AUTHORLINK: Talk to me about your revision process when working with your editor. What sort of changes did you make? Any tips on revision for apprentice writers?

“Each new beta reader, each agent, brought some new idea.”

NIEMAN: Each new beta reader, each agent, brought some new idea. The ending went through several versions until the right one clicked. Pam Van Dyke is my editor at Regal House, and under her guidance, I added new material near the beginning, reduced some explanatory sections, and clarified where needed. Apprentice writers should seek out beta readers who can provide honest feedback.

AUTHORLINK: What advice would you offer to apprentice mystery writers?

NIEMAN: I guess the same advice given to all writers: Read a lot, write a lot, and believe in your own voice.
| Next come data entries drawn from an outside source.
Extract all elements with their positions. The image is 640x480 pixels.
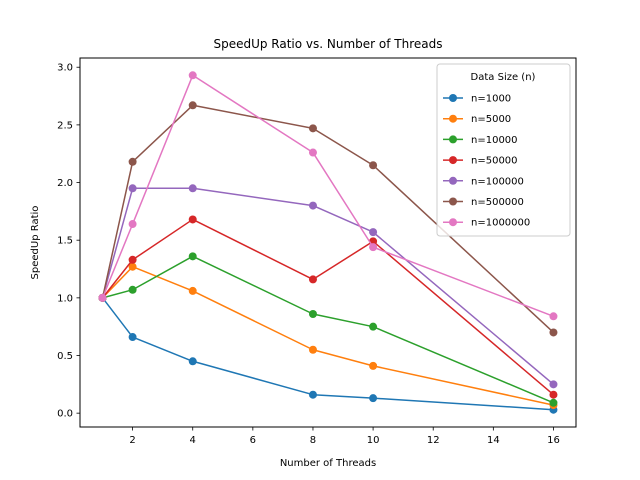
legend-item: n=5000 [443, 114, 511, 125]
data-point [188, 252, 197, 261]
series-n-50000 [98, 215, 558, 399]
series-line [101, 187, 554, 385]
legend-swatch-marker [449, 156, 457, 165]
series-layer [98, 71, 558, 414]
data-point [128, 157, 137, 166]
x-axis: 2 4 6 8 10 12 14 16 [129, 427, 560, 446]
data-point [128, 220, 137, 229]
x-tick-label: 8 [310, 435, 316, 446]
series-line [102, 265, 554, 406]
data-point [549, 328, 558, 337]
x-tick-label: 2 [129, 435, 135, 446]
legend-label: n=50000 [471, 156, 518, 167]
legend-item: n=100000 [443, 176, 524, 187]
data-point [98, 293, 107, 302]
x-tick-label: 14 [487, 435, 500, 446]
data-point [128, 255, 137, 264]
x-axis-label: Number of Threads [280, 458, 376, 469]
data-point [369, 322, 378, 331]
y-tick-label: 2.0 [57, 178, 73, 189]
legend-box [436, 63, 571, 237]
data-point [549, 312, 558, 321]
legend-item: n=1000 [443, 94, 511, 105]
legend-swatch-marker [449, 218, 457, 227]
data-point [128, 285, 137, 294]
y-tick-label: 0.5 [57, 351, 73, 362]
x-tick-label: 16 [547, 435, 560, 446]
data-point [128, 184, 137, 193]
y-tick-label: 3.0 [57, 63, 73, 74]
series-line [102, 255, 554, 404]
x-tick-label: 12 [427, 435, 440, 446]
y-tick-label: 1.0 [57, 293, 73, 304]
data-point [308, 148, 317, 157]
y-tick-label: 1.5 [57, 236, 73, 247]
x-tick-label: 6 [250, 435, 256, 446]
legend-swatch-marker [449, 135, 457, 144]
series-line [101, 297, 554, 411]
data-point [308, 275, 317, 284]
data-point [128, 333, 137, 342]
data-point [188, 101, 197, 110]
series-line [101, 218, 554, 396]
data-point [188, 184, 197, 193]
data-point [188, 357, 197, 366]
data-point [369, 243, 378, 252]
legend-swatch-marker [449, 176, 457, 185]
data-point [369, 394, 378, 403]
data-point [549, 390, 558, 399]
data-point [308, 201, 317, 210]
data-point [549, 380, 558, 389]
legend-label: n=1000000 [471, 218, 530, 229]
data-point [188, 286, 197, 295]
legend-item: n=500000 [443, 197, 524, 208]
data-point [369, 228, 378, 237]
x-tick-label: 10 [367, 435, 380, 446]
legend-label: n=500000 [471, 197, 524, 208]
data-point [308, 345, 317, 354]
legend-label: n=5000 [471, 114, 511, 125]
data-point [188, 215, 197, 224]
series-n-1000000 [98, 71, 558, 321]
y-axis-label: SpeedUp Ratio [30, 206, 41, 280]
data-point [188, 71, 197, 80]
legend-label: n=1000 [471, 94, 511, 105]
x-tick-label: 4 [190, 435, 196, 446]
legend-label: n=10000 [471, 135, 518, 146]
legend: Data Size (n) n=1000 n=5000 n=10000 n=50000… [436, 63, 571, 237]
legend-label: n=100000 [471, 176, 524, 187]
legend-item: n=50000 [443, 156, 518, 167]
y-axis: 0.0 0.5 1.0 1.5 2.0 2.5 3.0 [57, 63, 80, 420]
data-point [308, 124, 317, 133]
data-point [369, 361, 378, 370]
y-tick-label: 2.5 [57, 120, 73, 131]
series-line [101, 104, 554, 333]
legend-item: n=1000000 [443, 218, 530, 229]
data-point [308, 390, 317, 399]
y-tick-label: 0.0 [57, 409, 73, 420]
data-point [128, 262, 137, 271]
data-point [369, 161, 378, 170]
series-line [101, 74, 554, 318]
legend-item: n=10000 [443, 135, 518, 146]
legend-swatch-marker [449, 197, 457, 206]
legend-swatch-marker [449, 94, 457, 102]
legend-title: Data Size (n) [471, 72, 536, 83]
data-point [308, 309, 317, 318]
legend-swatch-marker [449, 114, 457, 123]
data-point [549, 398, 558, 407]
chart-title: SpeedUp Ratio vs. Number of Threads [213, 37, 442, 51]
I’m not the best model for mystery writers, as I do standalone novels and most write a series of books based on the lead character.

AUTHORLINK: Discuss what you are working on now.

NIEMAN: I’m working on three things at once, as usual. I’m writing a To the Bones sequel, which is a first for me, as well as a historical novel series with speculative elements. I’m trying to pull together another collection of poetry.

Valerie Nieman is the author of five novels, short fiction collection and three poetry collections. She has published widely in journals and anthologies, and has held state and NEA creative writing fellowships. She holds degrees from West Virginia University and Queens University of Charlotte and was a journalist and farmer in West Virginia before moving to North Carolina in 1997. She is professor emeritus at NC A&T State University.